Editor's Notebook

| January 2006

A valentine for my children

I was prepared for how difficult being a parent would be. When we talk of parenting these days, it's about the sacrifice, burden and hassle. I could not anticipate what a joy parenting really turned out to be.

I recently stumbled across some of my journals from when my son and daughter were babies, writings that are now priceless chronicles of a passionate infatuation.

'My son smiled at me today,' I scrawled effusively more than 30 years ago. 'Nothing in my life has ever made me happier.' Reading those words, I remember the day as if it were hours ago.

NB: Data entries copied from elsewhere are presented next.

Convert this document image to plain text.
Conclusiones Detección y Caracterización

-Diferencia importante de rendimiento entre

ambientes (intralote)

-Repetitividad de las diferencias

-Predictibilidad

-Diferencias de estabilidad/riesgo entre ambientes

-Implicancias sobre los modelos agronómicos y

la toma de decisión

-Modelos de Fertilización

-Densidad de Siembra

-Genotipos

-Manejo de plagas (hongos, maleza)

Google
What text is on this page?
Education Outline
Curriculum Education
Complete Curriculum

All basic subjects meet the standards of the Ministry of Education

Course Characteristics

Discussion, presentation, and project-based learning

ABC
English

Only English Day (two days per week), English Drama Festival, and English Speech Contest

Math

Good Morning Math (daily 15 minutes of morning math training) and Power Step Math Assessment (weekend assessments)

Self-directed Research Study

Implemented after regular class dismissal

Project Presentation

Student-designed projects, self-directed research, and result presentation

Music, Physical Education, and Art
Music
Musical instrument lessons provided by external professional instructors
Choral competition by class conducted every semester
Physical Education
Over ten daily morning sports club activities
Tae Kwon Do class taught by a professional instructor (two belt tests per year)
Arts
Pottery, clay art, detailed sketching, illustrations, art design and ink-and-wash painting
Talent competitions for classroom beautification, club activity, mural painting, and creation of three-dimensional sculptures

Through a crisply curtained window, sunlight poured in like butterscotch, and this tiny being whose name was still strange on my lips looked me straight in the eyes and smiled the shyest, sweetest smile I'd ever seen. I felt honored, humbled. I knew my heart would never again be completely my own.

So bewitched was I that I recorded, verbatim, conversations about such important topics as why the potty doesn't have batteries and if ants ever sleep. I kept baby teeth, crayon scrawls on the backs of envelopes, and curls from each first haircut.

Some might call these articles clutter. I see them as artifacts, tracings of that most ancient of necessities - a passionate parental love.

Ironically, though, it's this same intensity that sometimes created the most distance between my children and me. From time to time, I resisted my love for them out of a superstition that they would be yanked away from me. I worried I'd harm them by loving too much or loving them in the wrong way.